I worked almost monthly with at least four Ministers for Veterans from the previous Administration, and I pay tribute to them because they did a tremendous job. They woke up, as the noble Lord, Lord Addington, said, rather late—but when they woke up, great work was done. I particularly commend the veterans’ badge which they instituted. I agree with the two noble and gallant Lords that the Minister for Veterans is in the wrong place; I have always felt this. I have also found that the weakness is in local government. I suggested to the previous Administration—and I nudge the Minister now—that although Governments do not like interfering with local government, one councillor should be deputised in each local government to take on veterans’ affairs, particularly care of the wounded, both physically and mentally.

The Government talk about injury all the time, but when an overpaid soccer player gets a hack on the shins and rolls around as if he is in his last throes, he is injured. A serviceman is wounded. That word should be used more in the statistics and outpourings that our Government give. To be wounded is not much fun. However, it is a very proud thing for the individual to be wounded for his country. He is not given enough recognition today, as the noble Lord, Lord King, said, in our thinking and our daily workings. For those who are wounded, whether mentally or physically, a man or woman who takes a couple of bullets and a bunch of shrapnel or is blown up by an IED or wounded by a bit of cold steel when the fighting gets close, that is the most patriotic thing. I know that the word patriotism has not been a happy word lately in British jargon, but short of giving your life it is the next most patriotic action that you can take. We should look after these men and women.

I so agree with the two noble and gallant Lords that we need an organisation and a system—a fast track—to look after our veterans, and our wounded veterans in particular, as well as our widows. No one has mentioned widows today. I have 18,000 widows in the Burma Star Association, some of whom do not need any help but some of whom need a great deal. I understand—if I am wrong the Minister can put me right—that the Prime Minister said that he wants to look at the whole business of the military covenant and maybe write a new one or add to the one that is already there. The covenant must encapsulate the fact that we should look after a soldier, a sailor or an airman from the day he joins to the day he dies. The covenant should show an enduring responsibility for looking after the veteran.

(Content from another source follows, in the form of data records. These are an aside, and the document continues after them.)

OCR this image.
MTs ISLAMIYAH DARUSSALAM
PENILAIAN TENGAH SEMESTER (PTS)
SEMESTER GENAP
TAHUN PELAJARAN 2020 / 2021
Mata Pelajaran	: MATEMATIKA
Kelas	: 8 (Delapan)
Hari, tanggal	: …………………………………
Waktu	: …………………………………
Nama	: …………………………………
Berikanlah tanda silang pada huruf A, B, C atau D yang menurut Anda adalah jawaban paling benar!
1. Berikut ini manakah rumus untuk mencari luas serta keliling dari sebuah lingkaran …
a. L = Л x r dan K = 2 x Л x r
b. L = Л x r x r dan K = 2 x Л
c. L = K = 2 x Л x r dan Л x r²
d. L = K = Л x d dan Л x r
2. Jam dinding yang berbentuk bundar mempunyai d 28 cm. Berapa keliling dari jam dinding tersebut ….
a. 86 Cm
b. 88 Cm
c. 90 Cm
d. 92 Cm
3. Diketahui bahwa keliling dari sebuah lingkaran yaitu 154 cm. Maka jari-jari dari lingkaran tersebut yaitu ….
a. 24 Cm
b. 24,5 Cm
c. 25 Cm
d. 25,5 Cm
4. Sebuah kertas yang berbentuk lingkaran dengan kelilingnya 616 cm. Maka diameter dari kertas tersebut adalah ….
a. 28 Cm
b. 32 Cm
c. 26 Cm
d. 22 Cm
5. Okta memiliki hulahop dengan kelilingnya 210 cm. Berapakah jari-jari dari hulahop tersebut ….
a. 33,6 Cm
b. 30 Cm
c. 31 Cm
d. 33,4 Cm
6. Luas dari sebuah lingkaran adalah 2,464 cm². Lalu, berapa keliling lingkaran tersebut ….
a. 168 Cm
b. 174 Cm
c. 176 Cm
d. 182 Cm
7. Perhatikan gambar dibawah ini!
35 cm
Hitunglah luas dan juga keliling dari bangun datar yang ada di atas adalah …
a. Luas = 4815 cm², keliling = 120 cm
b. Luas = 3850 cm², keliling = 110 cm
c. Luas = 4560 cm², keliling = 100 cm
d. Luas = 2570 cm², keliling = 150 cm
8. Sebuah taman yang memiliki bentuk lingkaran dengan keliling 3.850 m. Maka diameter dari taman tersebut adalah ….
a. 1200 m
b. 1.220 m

Overall, I agree with the noble and gallant Lords that great work is being done, but we need a system and an organisation. The two words are communication—because we must be able to order and run it—and organisation. We could go on talking, but I feel that enough has been said. I do not think that we give our wounded service men and women the honour that they deserve, and I believe that something should be done about it. I am rather encouraged by what has been said today.